At this point, a logical solution presented itself. Huntington said that on two previous occasions, Anker had picked up her daughter from the ranch early in the morning and they had gone into Wilsall to his parents' house to eat a pancake breakfast prepared by his
mother. That would explain why her truck was still parked in the lot, rather than at the gate. Then, while driving to town they had got the flat and, unable to fix it, had probably walked the last two miles to his house. There were holes in the theory, starting with the fact that if Landon Anker had pulled up to the ranch house at six-thirty or seven that morning, Loretta probably would have heard the motor, or at least the dogs barking, and she hadn't. Then, too, it was unlike her daughter to fail to mention the change of schedule to her. As she confessed to Harold, she was trying to talk herself into believing the best-case scenario. Upon first seeing the truck, she had feared that her daughter had been involved in an accident, or that the two had driven off to go neck somewhere during the night, and as it was cold, had run the motor and asphyxiated on the fumes. She told Harold that Cinderella had a crush on the young man, but that she really didn't know if he returned her affections.
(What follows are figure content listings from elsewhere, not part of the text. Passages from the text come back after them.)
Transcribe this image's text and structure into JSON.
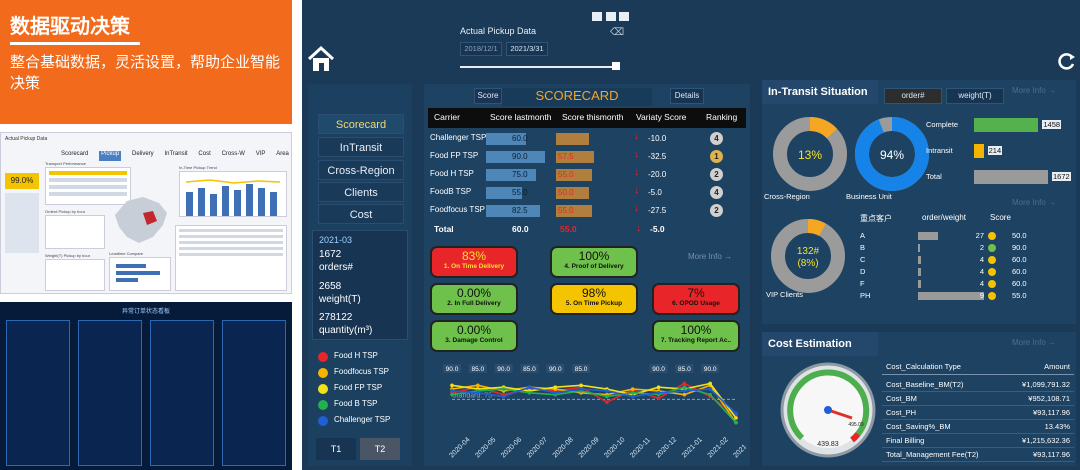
{
  "banner": {
    "title": "数据驱动决策",
    "subtitle": "整合基础数据，灵活设置，帮助企业智能决策"
  },
  "thumb1": {
    "title": "Actual Pickup Data",
    "tabs": [
      "Scorecard",
      "Pickup",
      "Delivery",
      "InTransit",
      "Cost",
      "Cross-W",
      "VIP",
      "Area"
    ],
    "kpi": "99.0%",
    "panels": [
      "Transport Performance",
      "In-Time Pickup Trend",
      "Order# Pickup by hour",
      "Weight(T) Pickup by hour",
      "Leadtime Compare"
    ]
  },
  "thumb2": {
    "title": "异常订单状态看板"
  },
  "header": {
    "actual_pickup": "Actual Pickup Data",
    "date_from": "2018/12/1",
    "date_to": "2021/3/31"
  },
  "nav": {
    "items": [
      "Scorecard",
      "InTransit",
      "Cross-Region",
      "Clients",
      "Cost"
    ]
  },
  "summary": {
    "period": "2021-03",
    "orders_value": "1672",
    "orders_label": "orders#",
    "weight_value": "2658",
    "weight_label": "weight(T)",
    "quantity_value": "278122",
    "quantity_label": "quantity(m³)"
  },
  "legend": [
    {
      "name": "Food H TSP",
      "color": "#e8262a"
    },
    {
      "name": "Foodfocus TSP",
      "color": "#f5b400"
    },
    {
      "name": "Food FP TSP",
      "color": "#f2e21a"
    },
    {
      "name": "Food B TSP",
      "color": "#22b14c"
    },
    {
      "name": "Challenger TSP",
      "color": "#1f5fd6"
    }
  ],
  "period_buttons": [
    "T1",
    "T2"
  ],
  "scorecard": {
    "title": "SCORECARD",
    "score_btn": "Score",
    "details_btn": "Details",
    "columns": [
      "Carrier",
      "Score lastmonth",
      "Score thismonth",
      "Variaty Score",
      "Ranking"
    ],
    "rows": [
      {
        "carrier": "Challenger TSP",
        "last": "60.0",
        "this": "",
        "var": "-10.0",
        "rank": "4",
        "last_v": 60,
        "this_v": 50
      },
      {
        "carrier": "Food FP TSP",
        "last": "90.0",
        "this": "57.5",
        "var": "-32.5",
        "rank": "1",
        "last_v": 90,
        "this_v": 57.5
      },
      {
        "carrier": "Food H TSP",
        "last": "75.0",
        "this": "55.0",
        "var": "-20.0",
        "rank": "2",
        "last_v": 75,
        "this_v": 55
      },
      {
        "carrier": "FoodB TSP",
        "last": "55.0",
        "this": "50.0",
        "var": "-5.0",
        "rank": "4",
        "last_v": 55,
        "this_v": 50
      },
      {
        "carrier": "Foodfocus TSP",
        "last": "82.5",
        "this": "55.0",
        "var": "-27.5",
        "rank": "2",
        "last_v": 82.5,
        "this_v": 55
      }
    ],
    "total": {
      "label": "Total",
      "last": "60.0",
      "this": "55.0",
      "var": "-5.0"
    }
  },
  "kpis": [
    {
      "value": "83%",
      "label": "1. On Time Delivery",
      "color": "#e8262a",
      "text": "#f5e32a"
    },
    {
      "value": "100%",
      "label": "4. Proof of Delivery",
      "color": "#6ec14a",
      "text": "#111"
    },
    {
      "value": "0.00%",
      "label": "2. In Full Delivery",
      "color": "#6ec14a",
      "text": "#111"
    },
    {
      "value": "98%",
      "label": "5. On Time Pickup",
      "color": "#f5c400",
      "text": "#111"
    },
    {
      "value": "7%",
      "label": "6. OPOD Usage",
      "color": "#e8262a",
      "text": "#111"
    },
    {
      "value": "0.00%",
      "label": "3. Damage Control",
      "color": "#6ec14a",
      "text": "#111"
    },
    {
      "value": "100%",
      "label": "7. Tracking Report Ac..",
      "color": "#6ec14a",
      "text": "#111"
    }
  ],
  "more_info": "More Info",
  "chart_data": {
    "type": "line",
    "x": [
      "2020-04",
      "2020-05",
      "2020-06",
      "2020-07",
      "2020-08",
      "2020-09",
      "2020-10",
      "2020-11",
      "2020-12",
      "2021-01",
      "2021-02",
      "2021-03"
    ],
    "standard_label": "Standard: 75",
    "standard": 75,
    "top_labels": [
      "90.0",
      "85.0",
      "90.0",
      "85.0",
      "90.0",
      "85.0",
      "",
      "",
      "90.0",
      "85.0",
      "90.0",
      ""
    ],
    "series": [
      {
        "name": "Food H TSP",
        "values": [
          82,
          88,
          80,
          86,
          84,
          88,
          72,
          85,
          76,
          92,
          78,
          58
        ]
      },
      {
        "name": "Foodfocus TSP",
        "values": [
          86,
          90,
          84,
          88,
          86,
          82,
          80,
          86,
          84,
          80,
          90,
          50
        ]
      },
      {
        "name": "Food FP TSP",
        "values": [
          90,
          86,
          88,
          84,
          88,
          90,
          86,
          80,
          88,
          86,
          92,
          55
        ]
      },
      {
        "name": "Food B TSP",
        "values": [
          80,
          84,
          86,
          82,
          80,
          84,
          78,
          82,
          80,
          88,
          80,
          50
        ]
      },
      {
        "name": "Challenger TSP",
        "values": [
          84,
          82,
          78,
          88,
          82,
          86,
          84,
          78,
          82,
          84,
          86,
          60
        ]
      }
    ],
    "ylim": [
      40,
      100
    ]
  },
  "intransit": {
    "title": "In-Transit Situation",
    "btn_order": "order#",
    "btn_weight": "weight(T)",
    "more": "More Info",
    "donut1": {
      "value": "13%",
      "label": "Cross-Region",
      "pct": 13
    },
    "donut2": {
      "value": "94%",
      "label": "Business Unit",
      "pct": 94
    },
    "bars": [
      {
        "label": "Complete",
        "value": "1458",
        "frac": 0.87,
        "color": "#55b14d"
      },
      {
        "label": "Intransit",
        "value": "214",
        "frac": 0.13,
        "color": "#f5b400"
      },
      {
        "label": "Total",
        "value": "1672",
        "frac": 1.0,
        "color": "#9a9a9a"
      }
    ],
    "donut3": {
      "value": "132#\n(8%)",
      "line1": "132#",
      "line2": "(8%)",
      "label": "VIP Clients",
      "pct": 8
    },
    "vip_cols": [
      "重点客户",
      "order/weight",
      "Score"
    ],
    "vip_rows": [
      {
        "c": "A",
        "n": "27",
        "s": "50.0",
        "f": 0.3,
        "dot": "#f5c400"
      },
      {
        "c": "B",
        "n": "2",
        "s": "90.0",
        "f": 0.03,
        "dot": "#6ec14a"
      },
      {
        "c": "C",
        "n": "4",
        "s": "60.0",
        "f": 0.05,
        "dot": "#f5c400"
      },
      {
        "c": "D",
        "n": "4",
        "s": "60.0",
        "f": 0.05,
        "dot": "#f5c400"
      },
      {
        "c": "F",
        "n": "4",
        "s": "60.0",
        "f": 0.05,
        "dot": "#f5c400"
      },
      {
        "c": "PH",
        "n": "9",
        "s": "55.0",
        "f": 1.0,
        "dot": "#f5c400"
      }
    ]
  },
  "cost": {
    "title": "Cost Estimation",
    "more": "More Info",
    "gauge_min": "439.83",
    "gauge_val": "495.09",
    "cols": [
      "Cost_Calculation Type",
      "Amount"
    ],
    "rows": [
      {
        "k": "Cost_Baseline_BM(T2)",
        "v": "¥1,099,791.32"
      },
      {
        "k": "Cost_BM",
        "v": "¥952,108.71"
      },
      {
        "k": "Cost_PH",
        "v": "¥93,117.96"
      },
      {
        "k": "Cost_Saving%_BM",
        "v": "13.43%"
      },
      {
        "k": "Final Billing",
        "v": "¥1,215,632.36"
      },
      {
        "k": "Total_Management Fee(T2)",
        "v": "¥93,117.96"
      }
    ]
  }
}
Not wasting time, Huntington and Hightower drove to the Anker homestead, where they found the boy's parents sitting down to breakfast. They hadn't seen their son for twenty-four hours and thought he was at the Bar-4, that he had gone straight from school to work and then had slept in the stables. He'd told them that he was going to give lying in wait for the horsehair thief one more try and they assumed last night was that.

Horsehair thief?
Stranahan put the question to Ettinger.

“It's a separate file,” she said. “Last fall someone cut the tails off a dozen or so horses at the Bar-4. You know, for violin bows.”

“Violin bows?”

“I keep forgetting you're a pilgrim. Belts, horsehair jewelry, violin bows, hair extensions for show horses, a lot of stuff. There's money in it.”
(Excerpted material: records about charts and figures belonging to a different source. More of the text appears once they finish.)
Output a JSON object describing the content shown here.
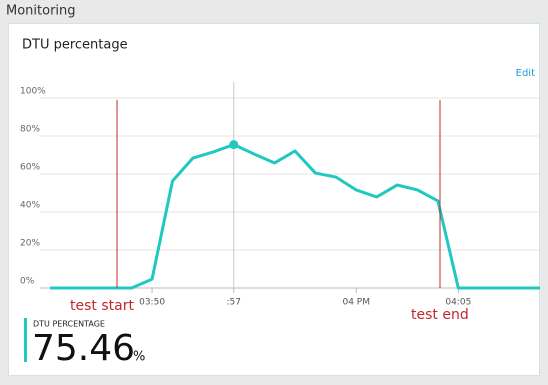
{
  "header": {
    "title": "Monitoring"
  },
  "chart_data": {
    "type": "line",
    "title": "DTU percentage",
    "edit": "Edit",
    "categories": [
      null,
      null,
      null,
      null,
      null,
      "03:50",
      null,
      null,
      null,
      ":57",
      null,
      null,
      null,
      null,
      null,
      "04 PM",
      null,
      null,
      null,
      null,
      "04:05",
      null,
      null,
      null,
      null
    ],
    "series": [
      {
        "name": "DTU percentage",
        "color": "#1fc8c0",
        "values": [
          0,
          0,
          0,
          0,
          0,
          4.7,
          56.3,
          68.4,
          71.6,
          75.46,
          70.5,
          65.8,
          72.1,
          60.5,
          58.4,
          51.6,
          47.9,
          54.2,
          51.6,
          45.8,
          0,
          0,
          0,
          0,
          0
        ]
      }
    ],
    "ylim": [
      0,
      100
    ],
    "yticks": [
      {
        "value": 0,
        "label": "0%"
      },
      {
        "value": 20,
        "label": "20%"
      },
      {
        "value": 40,
        "label": "40%"
      },
      {
        "value": 60,
        "label": "60%"
      },
      {
        "value": 80,
        "label": "80%"
      },
      {
        "value": 100,
        "label": "100%"
      }
    ],
    "grid": true,
    "annotations": [
      {
        "text": "test start",
        "color": "#c0282d"
      },
      {
        "text": "test end",
        "color": "#c0282d"
      }
    ]
  },
  "summary": {
    "label": "DTU PERCENTAGE",
    "value": "75.46",
    "unit": "%"
  }
}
“How much is the tail of a horse worth?”

“I think you can get up to a couple hundred dollars a pound. White's the most valuable. The thefts occurred about a month before Cinderella disappeared. They paid Anker to spend a few nights in the stables after it happened, but no one returned to steal any more hair.”

“Why didn't Loretta Huntington think of Anker right off the bat?”

“Because it was the boy's initiative to spend the night. Neither the trainer or ranch manager had asked him to. After getting over the shock of seeing their horses shorn, they'd realized that horsehair thieves probably wouldn't hit the same ranch twice. Even meth heads aren't that dumb.”